The equipment includes an C-band radar in the nose, a large 360- degree scan C-band radar with a 12-foot antenna and 300-mile range in a big radome under the belly, and an X-band radar in the tail to give a vertical scan of cloud height. Radar altimeters and laser measure wave height and sea state.
The planes can drop radio sound buoys by parachute. Each buoy is equipped
with GPS and transmits data on wind speed and direction, atmospheric pressure
and temperature as it descends. When the buoys hit the sea they transmit
data on sea surface temperatures, and then become bathythermographs, sending
further information of sub-surface temperatures as they sink.
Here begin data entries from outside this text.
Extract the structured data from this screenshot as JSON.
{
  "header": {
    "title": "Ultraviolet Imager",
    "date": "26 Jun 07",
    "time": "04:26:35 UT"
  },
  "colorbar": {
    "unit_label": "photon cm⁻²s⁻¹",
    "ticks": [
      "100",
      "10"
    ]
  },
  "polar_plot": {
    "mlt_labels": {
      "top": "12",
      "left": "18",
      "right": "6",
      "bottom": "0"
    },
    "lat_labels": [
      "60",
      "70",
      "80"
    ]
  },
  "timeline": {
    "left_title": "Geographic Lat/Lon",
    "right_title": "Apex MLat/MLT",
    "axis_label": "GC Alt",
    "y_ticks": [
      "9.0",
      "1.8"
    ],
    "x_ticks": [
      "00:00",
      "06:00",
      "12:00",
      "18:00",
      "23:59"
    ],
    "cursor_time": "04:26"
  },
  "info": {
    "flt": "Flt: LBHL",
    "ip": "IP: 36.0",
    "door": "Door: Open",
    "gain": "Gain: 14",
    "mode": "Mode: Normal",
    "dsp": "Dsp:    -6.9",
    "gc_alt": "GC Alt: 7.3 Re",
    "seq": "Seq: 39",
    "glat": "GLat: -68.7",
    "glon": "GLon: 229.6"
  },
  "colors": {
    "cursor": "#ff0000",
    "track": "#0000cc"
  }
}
A long probe like a narwhal's tusk sticks out in front of the aircraft to measure gusts. Other instruments obtain data about the clouds, the water content, ice particles, humidity and dew point, dust nuclei, solar radiation, carbon dioxide, steering winds, lightning and much else of interest to scientists and meteorologists. As the crew pointed out to us, there is still a tremendous amount to be learnt about hurricanes. All the information is fed into a powerful onboard computer for later study, and whatever is of immediate interest is transmitted by radio back to the Hurricane Center in Miami.
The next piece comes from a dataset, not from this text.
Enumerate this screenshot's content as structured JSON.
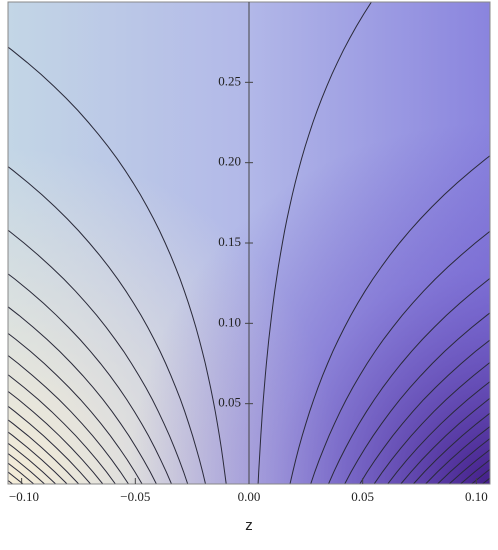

Why send an aircraft and crew on dangerous missions like this? Why cannot satellites do the job? The weather satellites can spot the position of a hurricane but because of the associated dense cloud cover, they can give little information about its intensity. Moreover even the position is generally pretty vague. Anyone who listens to the hurricane forecasts on NMN knows that although the position is quoted to a tenth of a minute, say 10 miles, the margin of accuracy may be 60 miles or more, a whole degree of latitude. (Only NMN quotes a range of accuracy. Local radio stations misleadingly quote the position as gospel truth). Satellite passes may be infrequent or the angle poor. Sometimes it is interpolated. Hurricanes are a law unto themselves and go where they will. Only an aircraft flying right into the eye of the hurricane can accurately obtain the data. The aim is to try to predict where it will hit land in time to organise the evacuation of coastal areas and prepare for disaster. Accurate reports allow seafarers to take evasive action or seek out the safest hurricane holes.
A hurricane, as is well known, is a massive heat machine, fueled by heat sucked up from warm seawater. One interesting fact we were told was that last year tropical storm Emily, following close behind the dangerously big Hurricane Dennis on a similar course, never had a chance to develop because Dennis had sucked up so much warm water that the sea surface temperature was reduced by 10 degrees.
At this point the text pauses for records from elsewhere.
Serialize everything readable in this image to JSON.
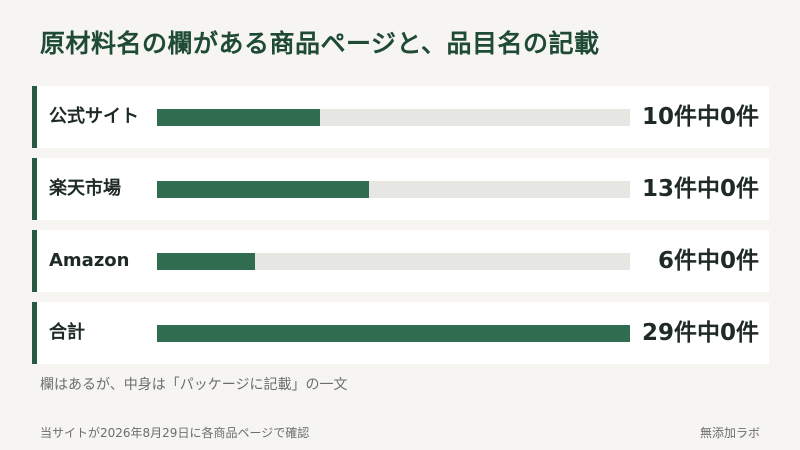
{
  "title": "原材料名の欄がある商品ページと、品目名の記載",
  "note": "欄はあるが、中身は「パッケージに記載」の一文",
  "footer": {
    "source": "当サイトが2026年8月29日に各商品ページで確認",
    "credit": "無添加ラボ"
  },
  "colors": {
    "accent": "#2f6c50",
    "track": "#e6e7e2",
    "title": "#1f4a36"
  },
  "chart_data": {
    "type": "bar",
    "orientation": "horizontal",
    "categories": [
      "公式サイト",
      "楽天市場",
      "Amazon",
      "合計"
    ],
    "values": [
      10,
      13,
      6,
      29
    ],
    "value_labels": [
      "10件中0件",
      "13件中0件",
      "6件中0件",
      "29件中0件"
    ],
    "xlim": [
      0,
      29
    ]
  }
}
Outside the hurricane season the hurricane hunter aircraft do a wide
variety of weather and atmospheric research worldwide, emphasising that
weather is no respecter of manmade national boundaries. Being operated
by NOAA, the hurricane hunter aircraft are civilian and therefore can overfly
Cuba which welcomes their valuable contribution to safety.
So next time you hear that aircraft have been sent out to investigate a hurricane, say a prayer for the brave crew being thrown around on their dangerous and most uncomfortable mission so that we can be forewarned. And maybe one day, thanks to the data they collect, we may even know where a hurricane is heading and which island it is going to hit.